Cependant, certains mouvements ayant réussi après des années de bataille juridique à obtenir le rapport des RG, ont démontré que celui-ci ne contenait rien ne justifiant une mise à l’index[3]. Pire, le principe même de la liste fut fortement critiqué, puisque ces listes noires sont en général l’apanage des sociétés totalitaires, sans même parler de la liste des sectes dressée par les nazis en 1933 et reprise par Heydrich tout au long de l’histoire nazie, qui contenait des mouvements communs avec la liste française. Alors, à partir de 2005, l’État français rejeta cette liste par l’intermédiaire d’une circulaire du Premier Ministre Raffarin, et depuis lors la Miviludes se défend d’utiliser une quelconque liste de sectes. Pourtant, de nombreux médias continuent de s’y référer, et la Miviludes ne se gêne pas pour prétendre avoir établi une liste de 500 sectes pas plus tard qu’en 2021.
En 2001, c’est le sénateur Nicolas About et la député Catherine Picard (qui devint peu après la présidente de l’UNADFI, « Union des Associations de Défense de la Famille et de l’Individu face aux sectes ») qui sont à l’origine de la loi About-Picard, une loi « sur mesure » pour les « sectes », incriminant la « sujétion psychologique » (le terme employé originellement « manipulation mentale » ayant été critiqué comme n’ayant pas de base scientifique, il fut remplacé par celui-là en désespoir de cause), dans le cadre du délit pénal d’abus de faiblesse. Cette incrimination extrêmement vague et fourre-tout, très arbitraire, s’est révélée particulièrement inefficace. Comme le dit l’actuelle cheffe de la Miviludes, Hanène Romdhane, en juin 2022 : « Si l’abus frauduleux de l’état de faiblesse ou d’ignorance semble qualifier une infraction faite sur mesure pour réprimer les dérives sectaires, cette répression n’est pas toujours évidente, voire parfois impossible. Les condamnations sur le fondement de cette infraction restent parcellaires depuis son entrée en vigueur et ne concernent pas forcément des cas de dérives sectaires. (…) Ainsi, la caractérisation, la poursuite et la condamnation de tels faits restent particulièrement limités du fait de la difficile caractérisation juridique de cette notion d’emprise mentale aux contours flous et éloignés des concepts juridiques. »[4]

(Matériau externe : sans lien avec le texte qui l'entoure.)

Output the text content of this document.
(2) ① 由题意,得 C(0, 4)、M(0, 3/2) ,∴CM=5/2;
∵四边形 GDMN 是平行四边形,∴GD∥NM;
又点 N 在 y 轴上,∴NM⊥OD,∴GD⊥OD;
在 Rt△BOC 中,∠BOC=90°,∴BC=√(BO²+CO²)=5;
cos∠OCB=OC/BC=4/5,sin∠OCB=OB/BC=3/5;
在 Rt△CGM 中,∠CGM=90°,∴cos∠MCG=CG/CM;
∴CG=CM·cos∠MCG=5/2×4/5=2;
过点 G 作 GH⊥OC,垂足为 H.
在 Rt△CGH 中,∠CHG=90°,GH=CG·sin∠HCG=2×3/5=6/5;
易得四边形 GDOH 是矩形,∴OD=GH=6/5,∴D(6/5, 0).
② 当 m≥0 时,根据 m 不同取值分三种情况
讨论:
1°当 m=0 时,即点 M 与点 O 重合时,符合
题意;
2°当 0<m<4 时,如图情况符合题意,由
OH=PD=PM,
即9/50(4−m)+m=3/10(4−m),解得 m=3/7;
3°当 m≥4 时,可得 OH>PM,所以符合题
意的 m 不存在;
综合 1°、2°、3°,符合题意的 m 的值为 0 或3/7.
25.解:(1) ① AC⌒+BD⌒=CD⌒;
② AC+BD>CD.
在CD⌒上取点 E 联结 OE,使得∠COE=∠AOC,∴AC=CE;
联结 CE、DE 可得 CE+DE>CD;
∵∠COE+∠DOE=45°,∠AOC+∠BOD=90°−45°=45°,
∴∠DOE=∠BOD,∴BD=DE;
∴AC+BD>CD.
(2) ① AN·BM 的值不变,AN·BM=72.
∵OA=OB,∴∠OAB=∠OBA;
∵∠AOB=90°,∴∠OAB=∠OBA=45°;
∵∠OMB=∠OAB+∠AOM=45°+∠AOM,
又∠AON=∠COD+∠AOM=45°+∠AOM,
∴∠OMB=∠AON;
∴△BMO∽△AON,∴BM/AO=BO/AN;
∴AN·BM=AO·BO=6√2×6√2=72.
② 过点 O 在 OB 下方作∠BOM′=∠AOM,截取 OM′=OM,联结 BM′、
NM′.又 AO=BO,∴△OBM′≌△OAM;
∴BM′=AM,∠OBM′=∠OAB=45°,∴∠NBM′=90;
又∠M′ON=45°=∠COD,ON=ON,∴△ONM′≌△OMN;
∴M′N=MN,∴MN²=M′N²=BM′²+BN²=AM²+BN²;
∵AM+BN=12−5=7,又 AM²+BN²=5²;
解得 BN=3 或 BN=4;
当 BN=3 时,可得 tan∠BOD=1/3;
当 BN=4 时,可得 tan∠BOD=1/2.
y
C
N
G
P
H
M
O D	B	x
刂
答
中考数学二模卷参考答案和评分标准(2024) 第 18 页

Cela ne signifie pas, bien entendu, qu’il n’existe pas des cas où des énergumènes vont agir en groupe (ou un énergumène seul, mais alors il est difficile de parler de “secte”) de manière illicite et abuser de la faiblesse d’autres. L’abus de faiblesse existe, et il existait dans notre code pénal avant la loi About-Picard. Mais il concernait des gens en situation de faiblesse uniquement. L’extension vague, floue et à géométrie variable apportée par la loi About-Picard n’a fait qu’affaiblir cet article du code pénal en en faisant un article de l’arbitraire, inefficace qui plus est.
La problématique
Il existe de nombreuses raisons pour lesquelles la politique « antisectes » à la française peut être considérée comme critiquable, attentatoire aux libertés fondamentales, voire dangereuse et contre-productive. Nous vous épargnerons les innombrables critiques internationales qui font que la France, sur ce sujet, est considérée à large échelle (à part bien sûr, par des pays comme la Chine, la Russie, et de façon bien plus surprenante quelques rares pays démocratiques comme la Belgique ou le Luxembourg) comme au mieux singulièrement intolérante, et au pire carrément liberticide. Nous tenterons ici de résumer brièvement les principales critiques pouvant être formulées pour expliciter le point de vue.
L’absence de définitions
Le mot « secte », et par voie de conséquence son dérivé « sectaire », n’ont jamais reçu de définition juridique. Ce n’est pas un accident. Il s’agit là d’une intention délibérée, afin de pouvoir choisir arbitrairement qui placer parmi les « sectes », sans avoir à se justifier juridiquement. Catherine Picard, alors présidente de l’association antisectes UNADFI déclarait le 25 avril 2005 : « Nous avons, en accord avec l’ensemble des parlementaires qui travaillent au niveau européen sur ce sujet, décidé de dire qu’il ne faut pas définir. Parce que la définition du terme secte, qui en France n’est pas défini juridiquement, permettrait aux mouvements sectaires de sortir du cadre de la définition. »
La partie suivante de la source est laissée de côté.